孔雀一族善织锦,整个光境的雀鸟族里,便数孔雀一族的彩衣最为光艳逼人,缤纷斑斓。
七畹采露理书之余,便向一只名为香雪的小孔雀学习织锦裁衣的术法。
香雪见得七畹才研习十来日,便能将一堆彩羽绢丝织成了一件缤纷羽衣,而她修习此术法时却足足花了几个月时日,才不至于将羽毛和丝线错乱混杂,不觉大为惊奇。
七畹甚是得意。
她虽修为底蕴浅陋,然修法习术却甚是通透,每每一点即通。
大抵她还是有几分慧根的。
只不过她秉性闲散,从未有过平步青云,晋神登仙的壮志雄心,能习得几分谋生挣命的术法便足够了。
而后到了青丘山,再不愁生计,她愈加不屑修行。
看着自个儿手里美艳缤纷的女式锦衣,七畹心头忽的涌起一个念头,她何不给銮清织件衣袍?
一念起,便一发不可收拾。
孔雀的彩羽绢丝太过于华美鲜艳,她无法想象銮清穿那样的衣袍是怎样一番风姿,然有一点她十分确定,那就是……
銮清连看都不会看一眼!
除却白色,大约再无颜色配得上銮清了。
七畹这番一时兴起,便苦了水边那一群白鹭。
好在光境温暖如春,纵然秃了些,也不挨冻,纵然叫别的鸟雀嘲笑个把月,也好过叫那只凶狠的狐狸天天按时蹲点儿来掐它们脖子来的强。

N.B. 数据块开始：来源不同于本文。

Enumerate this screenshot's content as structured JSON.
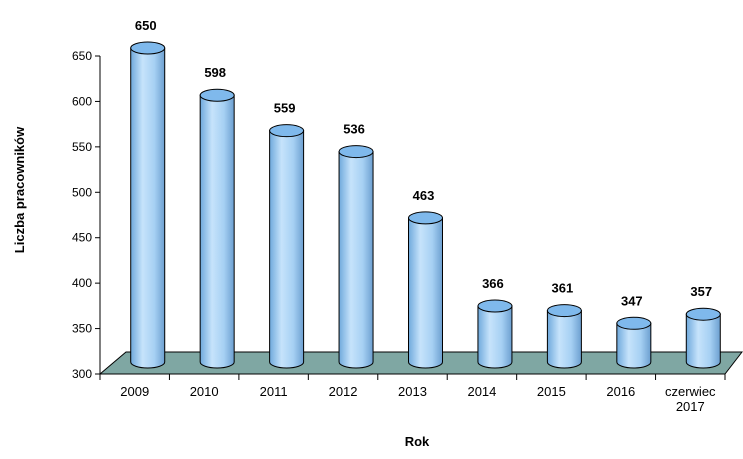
{
  "chart_data": {
    "type": "bar",
    "categories": [
      "2009",
      "2010",
      "2011",
      "2012",
      "2013",
      "2014",
      "2015",
      "2016",
      "czerwiec 2017"
    ],
    "values": [
      650,
      598,
      559,
      536,
      463,
      366,
      361,
      347,
      357
    ],
    "title": "",
    "xlabel": "Rok",
    "ylabel": "Liczba pracowników",
    "ylim": [
      300,
      650
    ],
    "yticks": [
      300,
      350,
      400,
      450,
      500,
      550,
      600,
      650
    ],
    "grid": false,
    "legend": "none",
    "bar_style": "3d-cylinder",
    "colors": {
      "bar_body": "#a8d2f5",
      "bar_top": "#7fb9ec",
      "bar_outline": "#000000",
      "floor": "#7fa7a3"
    }
  }
}
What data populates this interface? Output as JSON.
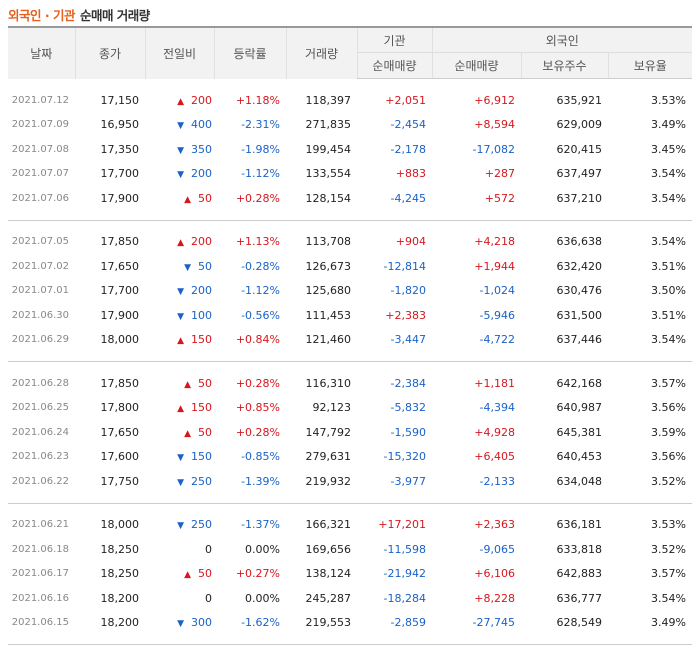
{
  "title": {
    "part1": "외국인 · 기관",
    "part2": "순매매 거래량"
  },
  "headers": {
    "date": "날짜",
    "close": "종가",
    "change": "전일비",
    "rate": "등락률",
    "volume": "거래량",
    "inst_group": "기관",
    "foreign_group": "외국인",
    "inst_net": "순매매량",
    "foreign_net": "순매매량",
    "foreign_holding": "보유주수",
    "foreign_ratio": "보유율"
  },
  "groups": [
    [
      {
        "date": "2021.07.12",
        "close": "17,150",
        "dir": "up",
        "change": "200",
        "rate": "+1.18%",
        "volume": "118,397",
        "inst": "+2,051",
        "foreign": "+6,912",
        "holding": "635,921",
        "ratio": "3.53%"
      },
      {
        "date": "2021.07.09",
        "close": "16,950",
        "dir": "down",
        "change": "400",
        "rate": "-2.31%",
        "volume": "271,835",
        "inst": "-2,454",
        "foreign": "+8,594",
        "holding": "629,009",
        "ratio": "3.49%"
      },
      {
        "date": "2021.07.08",
        "close": "17,350",
        "dir": "down",
        "change": "350",
        "rate": "-1.98%",
        "volume": "199,454",
        "inst": "-2,178",
        "foreign": "-17,082",
        "holding": "620,415",
        "ratio": "3.45%"
      },
      {
        "date": "2021.07.07",
        "close": "17,700",
        "dir": "down",
        "change": "200",
        "rate": "-1.12%",
        "volume": "133,554",
        "inst": "+883",
        "foreign": "+287",
        "holding": "637,497",
        "ratio": "3.54%"
      },
      {
        "date": "2021.07.06",
        "close": "17,900",
        "dir": "up",
        "change": "50",
        "rate": "+0.28%",
        "volume": "128,154",
        "inst": "-4,245",
        "foreign": "+572",
        "holding": "637,210",
        "ratio": "3.54%"
      }
    ],
    [
      {
        "date": "2021.07.05",
        "close": "17,850",
        "dir": "up",
        "change": "200",
        "rate": "+1.13%",
        "volume": "113,708",
        "inst": "+904",
        "foreign": "+4,218",
        "holding": "636,638",
        "ratio": "3.54%"
      },
      {
        "date": "2021.07.02",
        "close": "17,650",
        "dir": "down",
        "change": "50",
        "rate": "-0.28%",
        "volume": "126,673",
        "inst": "-12,814",
        "foreign": "+1,944",
        "holding": "632,420",
        "ratio": "3.51%"
      },
      {
        "date": "2021.07.01",
        "close": "17,700",
        "dir": "down",
        "change": "200",
        "rate": "-1.12%",
        "volume": "125,680",
        "inst": "-1,820",
        "foreign": "-1,024",
        "holding": "630,476",
        "ratio": "3.50%"
      },
      {
        "date": "2021.06.30",
        "close": "17,900",
        "dir": "down",
        "change": "100",
        "rate": "-0.56%",
        "volume": "111,453",
        "inst": "+2,383",
        "foreign": "-5,946",
        "holding": "631,500",
        "ratio": "3.51%"
      },
      {
        "date": "2021.06.29",
        "close": "18,000",
        "dir": "up",
        "change": "150",
        "rate": "+0.84%",
        "volume": "121,460",
        "inst": "-3,447",
        "foreign": "-4,722",
        "holding": "637,446",
        "ratio": "3.54%"
      }
    ],
    [
      {
        "date": "2021.06.28",
        "close": "17,850",
        "dir": "up",
        "change": "50",
        "rate": "+0.28%",
        "volume": "116,310",
        "inst": "-2,384",
        "foreign": "+1,181",
        "holding": "642,168",
        "ratio": "3.57%"
      },
      {
        "date": "2021.06.25",
        "close": "17,800",
        "dir": "up",
        "change": "150",
        "rate": "+0.85%",
        "volume": "92,123",
        "inst": "-5,832",
        "foreign": "-4,394",
        "holding": "640,987",
        "ratio": "3.56%"
      },
      {
        "date": "2021.06.24",
        "close": "17,650",
        "dir": "up",
        "change": "50",
        "rate": "+0.28%",
        "volume": "147,792",
        "inst": "-1,590",
        "foreign": "+4,928",
        "holding": "645,381",
        "ratio": "3.59%"
      },
      {
        "date": "2021.06.23",
        "close": "17,600",
        "dir": "down",
        "change": "150",
        "rate": "-0.85%",
        "volume": "279,631",
        "inst": "-15,320",
        "foreign": "+6,405",
        "holding": "640,453",
        "ratio": "3.56%"
      },
      {
        "date": "2021.06.22",
        "close": "17,750",
        "dir": "down",
        "change": "250",
        "rate": "-1.39%",
        "volume": "219,932",
        "inst": "-3,977",
        "foreign": "-2,133",
        "holding": "634,048",
        "ratio": "3.52%"
      }
    ],
    [
      {
        "date": "2021.06.21",
        "close": "18,000",
        "dir": "down",
        "change": "250",
        "rate": "-1.37%",
        "volume": "166,321",
        "inst": "+17,201",
        "foreign": "+2,363",
        "holding": "636,181",
        "ratio": "3.53%"
      },
      {
        "date": "2021.06.18",
        "close": "18,250",
        "dir": "none",
        "change": "0",
        "rate": "0.00%",
        "volume": "169,656",
        "inst": "-11,598",
        "foreign": "-9,065",
        "holding": "633,818",
        "ratio": "3.52%"
      },
      {
        "date": "2021.06.17",
        "close": "18,250",
        "dir": "up",
        "change": "50",
        "rate": "+0.27%",
        "volume": "138,124",
        "inst": "-21,942",
        "foreign": "+6,106",
        "holding": "642,883",
        "ratio": "3.57%"
      },
      {
        "date": "2021.06.16",
        "close": "18,200",
        "dir": "none",
        "change": "0",
        "rate": "0.00%",
        "volume": "245,287",
        "inst": "-18,284",
        "foreign": "+8,228",
        "holding": "636,777",
        "ratio": "3.54%"
      },
      {
        "date": "2021.06.15",
        "close": "18,200",
        "dir": "down",
        "change": "300",
        "rate": "-1.62%",
        "volume": "219,553",
        "inst": "-2,859",
        "foreign": "-27,745",
        "holding": "628,549",
        "ratio": "3.49%"
      }
    ]
  ],
  "icons": {
    "up": "triangle-up-icon",
    "down": "triangle-down-icon"
  },
  "colors": {
    "up": "#d6171e",
    "down": "#1a62c7",
    "title_accent": "#e8601c"
  }
}
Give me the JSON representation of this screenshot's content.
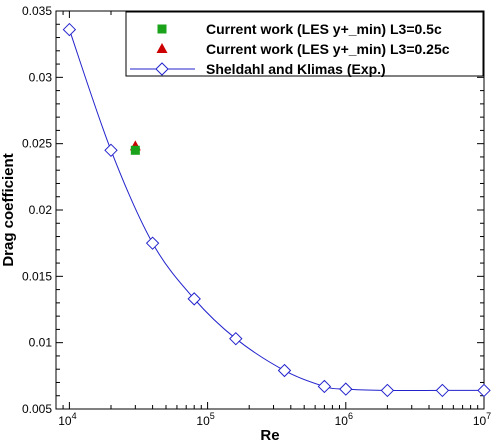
{
  "chart_data": {
    "type": "scatter",
    "xlabel": "Re",
    "ylabel": "Drag coefficient",
    "xscale": "log",
    "xlim": [
      8000,
      10000000
    ],
    "ylim": [
      0.005,
      0.035
    ],
    "x_ticks": [
      {
        "value": 10000,
        "base": "10",
        "exp": "4"
      },
      {
        "value": 100000,
        "base": "10",
        "exp": "5"
      },
      {
        "value": 1000000,
        "base": "10",
        "exp": "6"
      },
      {
        "value": 10000000,
        "base": "10",
        "exp": "7"
      }
    ],
    "y_ticks": [
      {
        "value": 0.005,
        "label": "0.005"
      },
      {
        "value": 0.01,
        "label": "0.01"
      },
      {
        "value": 0.015,
        "label": "0.015"
      },
      {
        "value": 0.02,
        "label": "0.02"
      },
      {
        "value": 0.025,
        "label": "0.025"
      },
      {
        "value": 0.03,
        "label": "0.03"
      },
      {
        "value": 0.035,
        "label": "0.035"
      }
    ],
    "grid": false,
    "legend_position": "top-right",
    "series": [
      {
        "name": "Current work (LES y+_min) L3=0.5c",
        "marker": "square",
        "color": "#1aa31a",
        "points": [
          {
            "x": 30000,
            "y": 0.0245
          }
        ]
      },
      {
        "name": "Current work (LES y+_min) L3=0.25c",
        "marker": "triangle",
        "color": "#cc0000",
        "points": [
          {
            "x": 30000,
            "y": 0.0248
          }
        ]
      },
      {
        "name": "Sheldahl and Klimas (Exp.)",
        "marker": "diamond",
        "line": true,
        "color": "#2222cc",
        "points": [
          {
            "x": 10000,
            "y": 0.0336
          },
          {
            "x": 20000,
            "y": 0.0245
          },
          {
            "x": 40000,
            "y": 0.0175
          },
          {
            "x": 80000,
            "y": 0.0133
          },
          {
            "x": 160000,
            "y": 0.0103
          },
          {
            "x": 360000,
            "y": 0.0079
          },
          {
            "x": 700000,
            "y": 0.0067
          },
          {
            "x": 1000000,
            "y": 0.0065
          },
          {
            "x": 2000000,
            "y": 0.0064
          },
          {
            "x": 5000000,
            "y": 0.0064
          },
          {
            "x": 10000000,
            "y": 0.0064
          }
        ]
      }
    ]
  }
}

将那些白鹭羽毛洗晒许多遍之后,连同新采来的白荷花瓣堆在面前,七畹端了十分精神,小心翼翼地念起咒来,唯恐错了一分,化出一件不伦不类的衣衫。
雪白的鸟羽花瓣如雪花轻舞,飞旋而起,炫目白光中,一件洁白衣衫渐渐成形。
那是一件翩翩如雪的男子白袍,洁白衣襟之上镶绣着一圈白色绒羽,袖口衣摆上描绘着朵朵荷花,栩栩如生,娇嫩欲滴。
白荷淡淡的清香袅袅飘来,分外沁人心脾。
果然,选择山后潭里的白荷是对的。
七畹看着自己的杰作,极为满意。
那白衣翩翩落下来,她方倾伸了手要去接,突的一道黑影袭来,紧接着一阵狂风刮过,那白衣竟没了踪影!
七畹伸着双臂,呆住了。
一阵桀桀笑声自一旁树上传来:“哈哈!你这狐狸精手艺倒不错嘛!这衣服我看上了!”
七畹一看,竟是乌鸦小子,蹲在树杈上,一身乌黑,人不人样鸟不鸟样的,手里抓着她的白袍,那张狡黠的脸笑得极为猖狂。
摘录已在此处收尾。